Именно здесь христианство обнаруживает себя как христианский разум, т.е. определенный способ, или форму мысли (логическую структуру) прежде всего, которая остается всегда равной самой себе и может наполняться любым предметным содержанием, независимо от языка, мира и общества, вплоть до возможности полностью отказаться от маркирующего («отсылающего») упоминания христианского имени. При этом разум в христианстве — это уже и не греческая София и не еврейская Хохма (на иврите слово мужского рода и в некотором отношении противоположность Софии), а нечто принципиально иное, «идеальным прообразом» которого является сам Иисус Христос (новый алгоритм Его деятельности и отношения к миру), а «премудрость» оказывается всего лишь одним из атрибутов, или «сотериологических предикатов» Христа. Такая «расстановка» по-новому проясняет многие устоявшиеся понятия и определения.

Прежде всего вскрывает функциональную природу самого разума, который по отношению к существу человеческой жизни оказывается исполняющим двоякую роль: во-первых, принуждающим человеческий дух к бытию в мире и, во-вторых, скрывающим человеческое присутствие в мире. Поэтому, в частности, функционально «высший смысл» (или «смысл жизни») в основе своей всегда нацелен на примирение, «гармонизацию» отношений человека с миром.
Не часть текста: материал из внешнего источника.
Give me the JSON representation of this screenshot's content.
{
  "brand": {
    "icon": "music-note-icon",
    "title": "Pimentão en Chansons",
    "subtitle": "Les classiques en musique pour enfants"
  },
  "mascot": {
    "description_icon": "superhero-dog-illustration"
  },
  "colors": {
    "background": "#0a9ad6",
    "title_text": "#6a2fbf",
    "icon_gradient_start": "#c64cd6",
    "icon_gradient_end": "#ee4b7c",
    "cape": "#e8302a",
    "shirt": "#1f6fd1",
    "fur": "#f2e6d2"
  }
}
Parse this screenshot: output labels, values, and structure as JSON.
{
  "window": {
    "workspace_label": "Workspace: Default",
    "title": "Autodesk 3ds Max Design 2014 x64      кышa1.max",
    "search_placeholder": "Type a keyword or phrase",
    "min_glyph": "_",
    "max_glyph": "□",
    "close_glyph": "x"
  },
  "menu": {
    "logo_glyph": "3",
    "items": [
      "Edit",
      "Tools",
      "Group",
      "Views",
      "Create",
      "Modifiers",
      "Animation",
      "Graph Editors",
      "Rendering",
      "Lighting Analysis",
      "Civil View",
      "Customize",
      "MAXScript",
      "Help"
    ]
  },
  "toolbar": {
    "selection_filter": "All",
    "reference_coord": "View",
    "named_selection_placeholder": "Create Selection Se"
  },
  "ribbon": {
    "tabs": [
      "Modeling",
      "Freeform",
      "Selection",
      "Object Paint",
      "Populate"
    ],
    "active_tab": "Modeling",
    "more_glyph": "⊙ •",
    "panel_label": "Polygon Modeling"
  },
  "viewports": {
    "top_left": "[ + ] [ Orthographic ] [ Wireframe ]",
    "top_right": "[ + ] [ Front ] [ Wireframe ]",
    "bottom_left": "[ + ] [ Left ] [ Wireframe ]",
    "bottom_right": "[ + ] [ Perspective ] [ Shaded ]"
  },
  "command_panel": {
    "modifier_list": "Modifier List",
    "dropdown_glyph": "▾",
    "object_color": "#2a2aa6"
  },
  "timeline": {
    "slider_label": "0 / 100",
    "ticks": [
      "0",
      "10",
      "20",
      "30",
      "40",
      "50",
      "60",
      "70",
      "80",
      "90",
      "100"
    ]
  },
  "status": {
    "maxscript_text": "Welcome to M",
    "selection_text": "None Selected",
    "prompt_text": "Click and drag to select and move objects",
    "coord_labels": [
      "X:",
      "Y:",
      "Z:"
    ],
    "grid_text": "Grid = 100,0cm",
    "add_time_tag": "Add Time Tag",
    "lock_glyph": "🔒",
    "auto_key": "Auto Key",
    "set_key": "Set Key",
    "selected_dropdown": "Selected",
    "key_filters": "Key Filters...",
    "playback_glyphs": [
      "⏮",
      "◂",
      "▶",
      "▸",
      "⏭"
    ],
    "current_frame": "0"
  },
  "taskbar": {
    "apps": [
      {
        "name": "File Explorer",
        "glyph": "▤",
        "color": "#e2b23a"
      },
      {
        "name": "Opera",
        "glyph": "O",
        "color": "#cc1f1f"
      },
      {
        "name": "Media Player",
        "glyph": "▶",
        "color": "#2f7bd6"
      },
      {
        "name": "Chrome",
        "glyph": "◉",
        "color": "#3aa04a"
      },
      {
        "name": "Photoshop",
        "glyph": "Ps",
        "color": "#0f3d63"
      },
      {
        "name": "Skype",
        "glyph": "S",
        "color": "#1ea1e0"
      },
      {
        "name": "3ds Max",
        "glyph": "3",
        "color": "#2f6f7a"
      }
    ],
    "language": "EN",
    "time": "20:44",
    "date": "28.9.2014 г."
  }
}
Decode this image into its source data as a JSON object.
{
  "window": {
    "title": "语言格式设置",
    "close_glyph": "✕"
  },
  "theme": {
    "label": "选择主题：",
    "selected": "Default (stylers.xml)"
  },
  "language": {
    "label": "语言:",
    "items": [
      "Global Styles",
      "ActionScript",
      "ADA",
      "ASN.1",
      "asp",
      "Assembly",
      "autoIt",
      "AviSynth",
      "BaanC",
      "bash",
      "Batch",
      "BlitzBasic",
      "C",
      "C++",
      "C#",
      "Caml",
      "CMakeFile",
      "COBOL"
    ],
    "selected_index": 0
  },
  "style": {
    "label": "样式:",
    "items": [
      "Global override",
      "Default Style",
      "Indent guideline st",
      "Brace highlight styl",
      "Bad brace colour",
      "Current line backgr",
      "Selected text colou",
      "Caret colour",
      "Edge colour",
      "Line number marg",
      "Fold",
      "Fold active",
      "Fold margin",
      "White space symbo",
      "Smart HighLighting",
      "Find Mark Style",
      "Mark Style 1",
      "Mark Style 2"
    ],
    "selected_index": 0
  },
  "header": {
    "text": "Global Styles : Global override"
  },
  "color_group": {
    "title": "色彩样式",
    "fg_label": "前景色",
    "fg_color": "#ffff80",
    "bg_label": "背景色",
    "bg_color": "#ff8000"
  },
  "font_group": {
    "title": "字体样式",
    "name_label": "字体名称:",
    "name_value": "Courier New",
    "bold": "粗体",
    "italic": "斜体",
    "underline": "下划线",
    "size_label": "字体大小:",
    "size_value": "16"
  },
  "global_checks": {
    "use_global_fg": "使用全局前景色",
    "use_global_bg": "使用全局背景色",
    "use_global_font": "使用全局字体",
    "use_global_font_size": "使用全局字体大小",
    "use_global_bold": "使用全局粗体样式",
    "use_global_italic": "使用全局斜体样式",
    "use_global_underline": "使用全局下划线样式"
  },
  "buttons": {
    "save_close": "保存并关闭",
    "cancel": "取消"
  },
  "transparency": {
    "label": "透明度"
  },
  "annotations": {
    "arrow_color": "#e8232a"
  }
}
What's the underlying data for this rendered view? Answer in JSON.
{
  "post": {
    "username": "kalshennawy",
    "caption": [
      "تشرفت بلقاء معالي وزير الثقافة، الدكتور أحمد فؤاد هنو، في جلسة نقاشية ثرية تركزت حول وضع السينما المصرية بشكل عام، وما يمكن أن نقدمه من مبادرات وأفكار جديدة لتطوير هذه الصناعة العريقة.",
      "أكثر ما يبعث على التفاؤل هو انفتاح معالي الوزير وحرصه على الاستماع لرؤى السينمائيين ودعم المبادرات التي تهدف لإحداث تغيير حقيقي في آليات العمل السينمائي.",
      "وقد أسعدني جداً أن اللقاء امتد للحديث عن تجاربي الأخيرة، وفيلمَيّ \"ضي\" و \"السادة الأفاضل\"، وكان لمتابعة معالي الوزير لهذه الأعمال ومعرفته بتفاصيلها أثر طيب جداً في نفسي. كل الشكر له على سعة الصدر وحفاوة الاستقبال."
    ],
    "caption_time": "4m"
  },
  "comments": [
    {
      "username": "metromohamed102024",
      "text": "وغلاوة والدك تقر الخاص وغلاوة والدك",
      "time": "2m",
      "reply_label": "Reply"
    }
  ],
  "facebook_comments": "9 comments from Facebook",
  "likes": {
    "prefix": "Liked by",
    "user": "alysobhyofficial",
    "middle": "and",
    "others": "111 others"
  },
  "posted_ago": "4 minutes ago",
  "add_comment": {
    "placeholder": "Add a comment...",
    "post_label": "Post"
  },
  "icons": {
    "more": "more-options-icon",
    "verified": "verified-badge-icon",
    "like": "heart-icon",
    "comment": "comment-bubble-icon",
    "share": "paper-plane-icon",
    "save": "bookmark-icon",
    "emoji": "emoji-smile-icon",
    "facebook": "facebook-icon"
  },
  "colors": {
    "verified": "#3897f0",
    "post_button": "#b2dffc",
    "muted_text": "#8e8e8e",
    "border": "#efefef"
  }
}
Однако достичь своей цели он может лишь тогда, когда наряду с ним и в отличие от него реализуется еще и неопосредованное мыслью, непосредственное переживание жизни как ее ценности (только в этом случае проблематика смысла окончательно «снимается», но уже как бессмысленная).

То же в отношении проблематики личности, которая выводится за пределы разума и начинает определяться не через традиционное соотнесение с родом или абсолютом, а через соединение с другой личностью, точно так же не сводимой к миру, к обществу, к мышлению. Поэтому для личности решающее значение приобретают феномены встречности бытия и ответностного самостояния, образующие симфоническое (взаимное) существо любви, без которой не может быть осуществлена соборная общественность. Так последняя оказывается всецело укоренной в самобытности личности, прорастая метафизическим триединством самобытности, симфоничности и соборности, в полном согласии с концепцией христианского персонализма, ориентированного на христианские же источники мысли и разрабатываемого в русле русской религиозной философии.

С этим же связано специфически христианское понимание истории. В отличие от аналогичных языческих «историй» (с точки зрения причинной обусловленности со стороны божественного, или «идеального» миропорядка, все древние мифы «провиденциальны»), христианский провиденциализм подчинен не обыденно-рассудочной, априорной логике описания мира, а социально и рационально неверифицируемой, не сводимой к мышлению «логике» духовных встреч и контактов. Личный опыт вторгается в историю и разрушает ее. Поэтому христианство переживает историю не как позитивное задание, а как препятствие, как ту негативную длительность (или «линейность»), которая должна «прейти». Именно отсюда впервые возникает само видение истории — природное, языческое сознание в полноте жизненной наивности ее просто «не замечало». С этим связана разработка подлинно христианского учения о конце и недостаточности истории — христианство совсем не исторично, оно «против» истории. Утверждая бесконечную ценность каждой человеческой личности (не сводимой к миру и бытию в мире), оно тем самым продуцирует новую, современную метафизику истории, в которой главенствующее место занимают такие понятия, как «прерывность» (беспричинность) и «провидение» (личное провидение), прямо указывающие на «нерелевантную» сущность христианства.

При этом единственный источник современности — Божественное откровение — ни в каком смысле не является историческим и не может быть выведен из предшествующей истории. Современность и начинается с нового способа мысли, с привнесенного христианством откровения о ценности в качестве личности, в то время как модернизация и общественный прогресс оказываются всего лишь побочным продуктом христианизации, осуществляемой посредством самопрояснения христианства в истории — его трансформации из внешне организующей силы в способ мысли по преимуществу (т.е. глубоко внутреннюю, духовную силу).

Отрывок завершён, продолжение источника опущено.